In bezog auf den Universalienstreit vertritt A. einen vermittelnden Standpunkt, wobei er aber dem Nominalismus nähersteht. Das Allgemeine liegt nicht in den Worten selbst. sondern in den Aussagen (»sermones«, Sermonismus), in den Bedeutungen der Worte. Das Allgemeine ist ein »sermo praedicabilis«, eine begriffliche Bedeutung (Konzeptualismus): es ist das von vielem Aussagbare (»quod de pluribus natum est praedicari«). Das Allgemeine ist daher kein Ding, keine selbständige Wesenheit. Die Universalien (oder die Ideen) existieren vor der Schöpfung nur als »conceptus mentis« (Gedanken) im göttlichen Geiste.

Am bedeutendsten ist A.'s Ethik. Diese zeigt, wie das höchste Gut durch die Tugend erreicht wird. Auf die Gesinnung, den guten Willen sowie auf das Gewissen kommt alles an, nicht auf äußere Werke, die an sich weder gut noch schlecht sind. Die Tugend ist »bona in habitum solidata voluntas«. Das Sittliche liegt stets in der »intentio animi«, die Sünde in der Zustimmung zum Bösen, in der Absicht, in dem, was das Gewissen verwirft (»non est peccatum nisi contra conscientiam«).

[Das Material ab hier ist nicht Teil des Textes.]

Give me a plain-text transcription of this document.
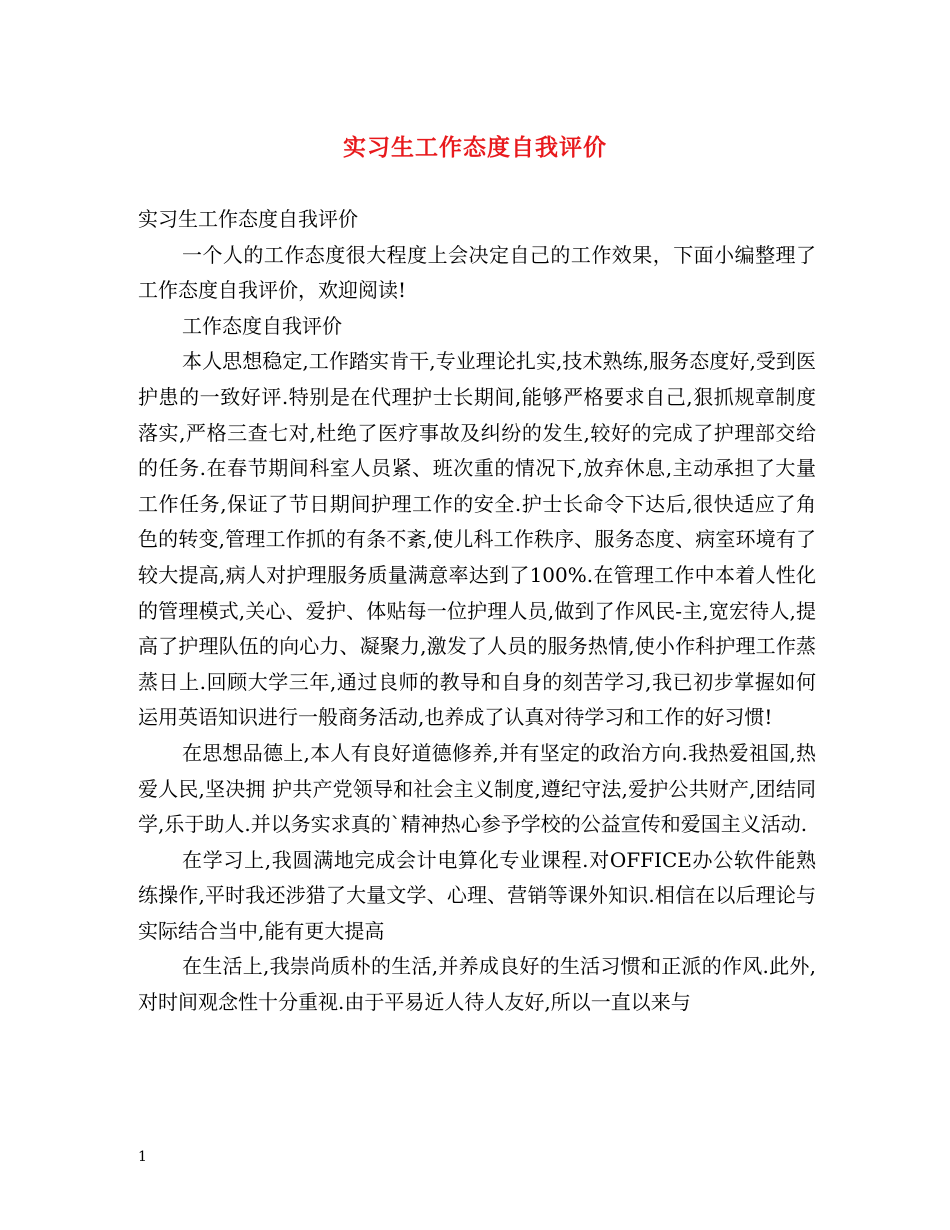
实习生工作态度自我评价

实习生工作态度自我评价

一个人的工作态度很大程度上会决定自己的工作效果，下面小编整理了工作态度自我评价，欢迎阅读!

工作态度自我评价

本人思想稳定,工作踏实肯干,专业理论扎实,技术熟练,服务态度好,受到医护患的一致好评.特别是在代理护士长期间,能够严格要求自己,狠抓规章制度落实,严格三查七对,杜绝了医疗事故及纠纷的发生,较好的完成了护理部交给的任务.在春节期间科室人员紧、班次重的情况下,放弃休息,主动承担了大量工作任务,保证了节日期间护理工作的安全.护士长命令下达后,很快适应了角色的转变,管理工作抓的有条不紊,使儿科工作秩序、服务态度、病室环境有了较大提高,病人对护理服务质量满意率达到了100%.在管理工作中本着人性化的管理模式,关心、爱护、体贴每一位护理人员,做到了作风民-主,宽宏待人,提高了护理队伍的向心力、凝聚力,激发了人员的服务热情,使小作科护理工作蒸蒸日上.回顾大学三年,通过良师的教导和自身的刻苦学习,我已初步掌握如何运用英语知识进行一般商务活动,也养成了认真对待学习和工作的好习惯!

在思想品德上,本人有良好道德修养,并有坚定的政治方向.我热爱祖国,热爱人民,坚决拥 护共产党领导和社会主义制度,遵纪守法,爱护公共财产,团结同学,乐于助人.并以务实求真的`精神热心参予学校的公益宣传和爱国主义活动.

在学习上,我圆满地完成会计电算化专业课程.对OFFICE办公软件能熟练操作,平时我还涉猎了大量文学、心理、营销等课外知识.相信在以后理论与实际结合当中,能有更大提高

在生活上,我崇尚质朴的生活,并养成良好的生活习惯和正派的作风.此外,对时间观念性十分重视.由于平易近人待人友好,所以一直以来与

1
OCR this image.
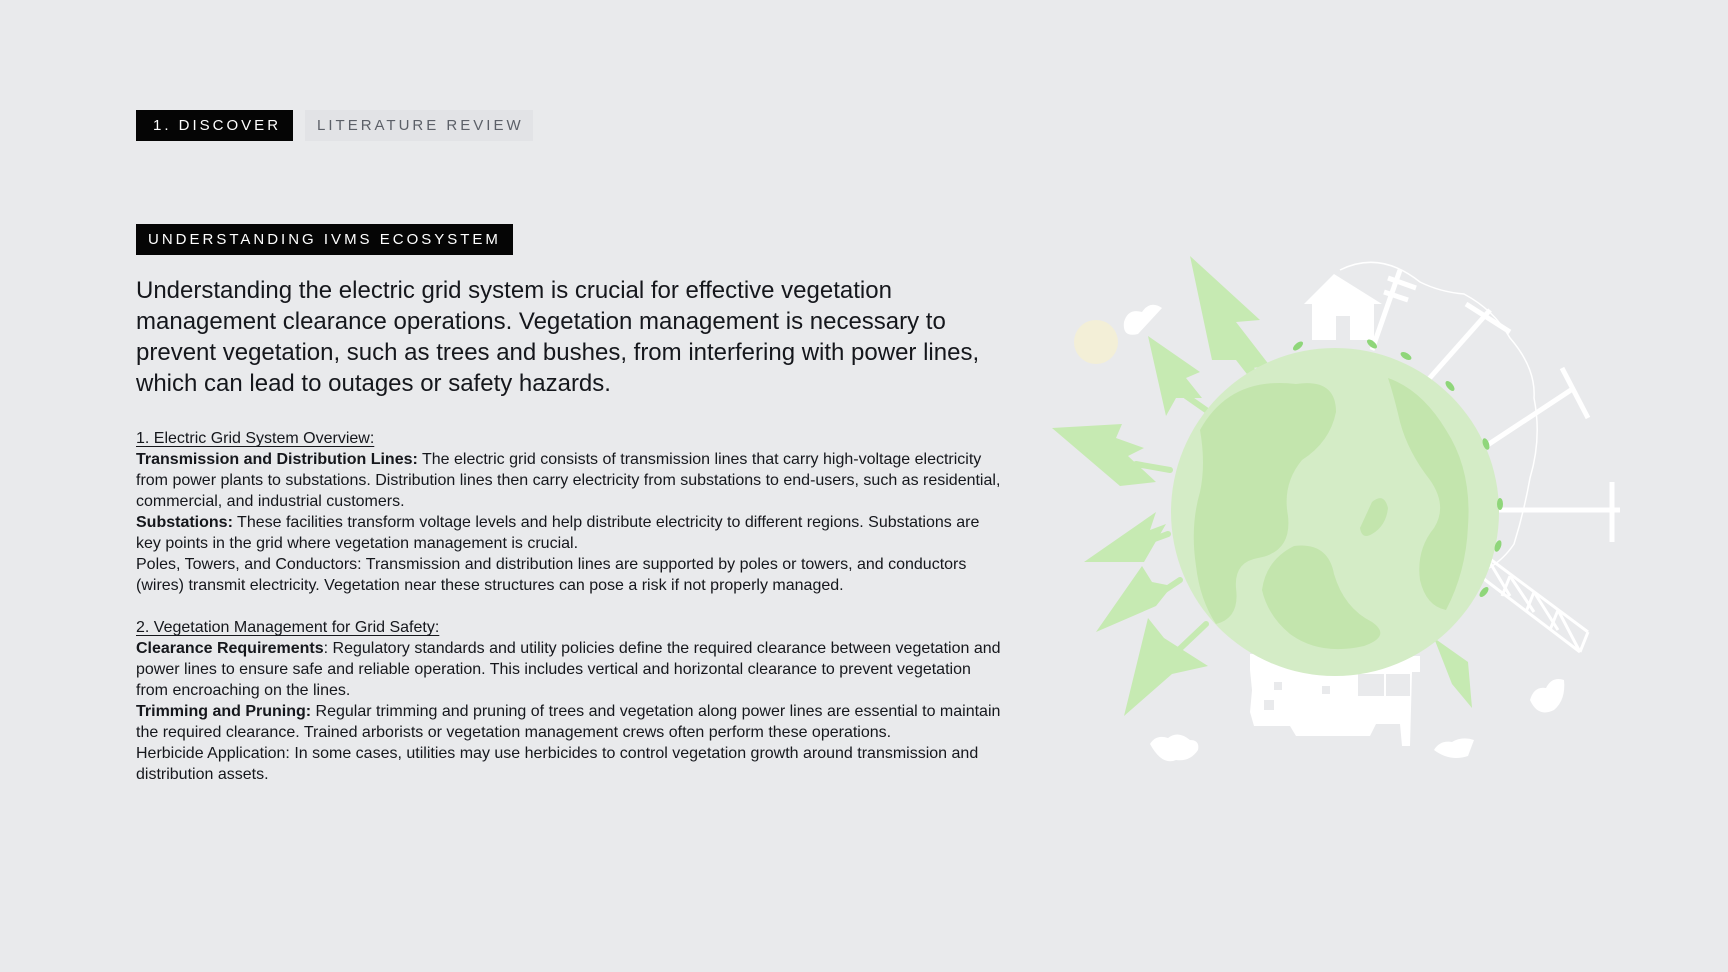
1. DISCOVER	LITERATURE REVIEW
UNDERSTANDING IVMS ECOSYSTEM

Understanding the electric grid system is crucial for effective vegetation management clearance operations. Vegetation management is necessary to prevent vegetation, such as trees and bushes, from interfering with power lines, which can lead to outages or safety hazards.

1. Electric Grid System Overview:

Transmission and Distribution Lines: The electric grid consists of transmission lines that carry high-voltage electricity from power plants to substations. Distribution lines then carry electricity from substations to end-users, such as residential, commercial, and industrial customers.

Substations: These facilities transform voltage levels and help distribute electricity to different regions. Substations are key points in the grid where vegetation management is crucial.

Poles, Towers, and Conductors: Transmission and distribution lines are supported by poles or towers, and conductors (wires) transmit electricity. Vegetation near these structures can pose a risk if not properly managed.

2. Vegetation Management for Grid Safety:

Clearance Requirements: Regulatory standards and utility policies define the required clearance between vegetation and power lines to ensure safe and reliable operation. This includes vertical and horizontal clearance to prevent vegetation from encroaching on the lines.

Trimming and Pruning: Regular trimming and pruning of trees and vegetation along power lines are essential to maintain the required clearance. Trained arborists or vegetation management crews often perform these operations.

Herbicide Application: In some cases, utilities may use herbicides to control vegetation growth around transmission and distribution assets.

Wenn eine Handlung sowohl objektiv als subjektiv richtig ist, dann ist sie gut, immer aber kommt es auf die Gesinnung, das sittliche Bewußtsein an, das freilich irren kann. »Intentio faciendi propter Deum quod convenit et dimittendi quod non convenit sola in se bona est; opus vero quodcunque numquam ex se bonum appellatur, nisi si ex bona intentione procedit. Intentionis igitur bonitas est propria, operis vero tantum communicata« (Scito te ipsum, C. 7). Das objektiv Gute ist das dem göttlichen Willen Gemäße und dieses ist das natürliche Sittengesetz. Höchstes Gut ist Gott und die Liebe zu ihm.

SCHRIFTEN: Historia calamitatum mearum. – Theologia, 1616 (nur der erste Teil). – Scito to ipsum, 1721 (Ethik). Dialogus inter philosophum, Judaeum et Christianum, 1831. – Die Schriften: Sic et non (1851), die Dialektik und das Fragment: De generibus et speciebus u. a. sind enthalten in: V. Cousin, Ouvrages inédits d'Abélard, 1836. – De unitate et trinitate divina, 1891. – Gesamtausgabe der Schriften (mit Ausnahme der letztengeführten) von Cousin, 1849-59. – Vgl. CH. DE RÉMUSAT, Abélard, 1845. – S. M. DEUTSCH, Peter Abälard, 1883. – A. HAUSRATH, P. Abälard, 1893. – TH. ZIEGLER, Abälards Ethica, Zeller-Festschrift 1884.

Quelle:
Eisler, Rudolf: Philosophen-Lexikon. Berlin 1912, S. 1-2.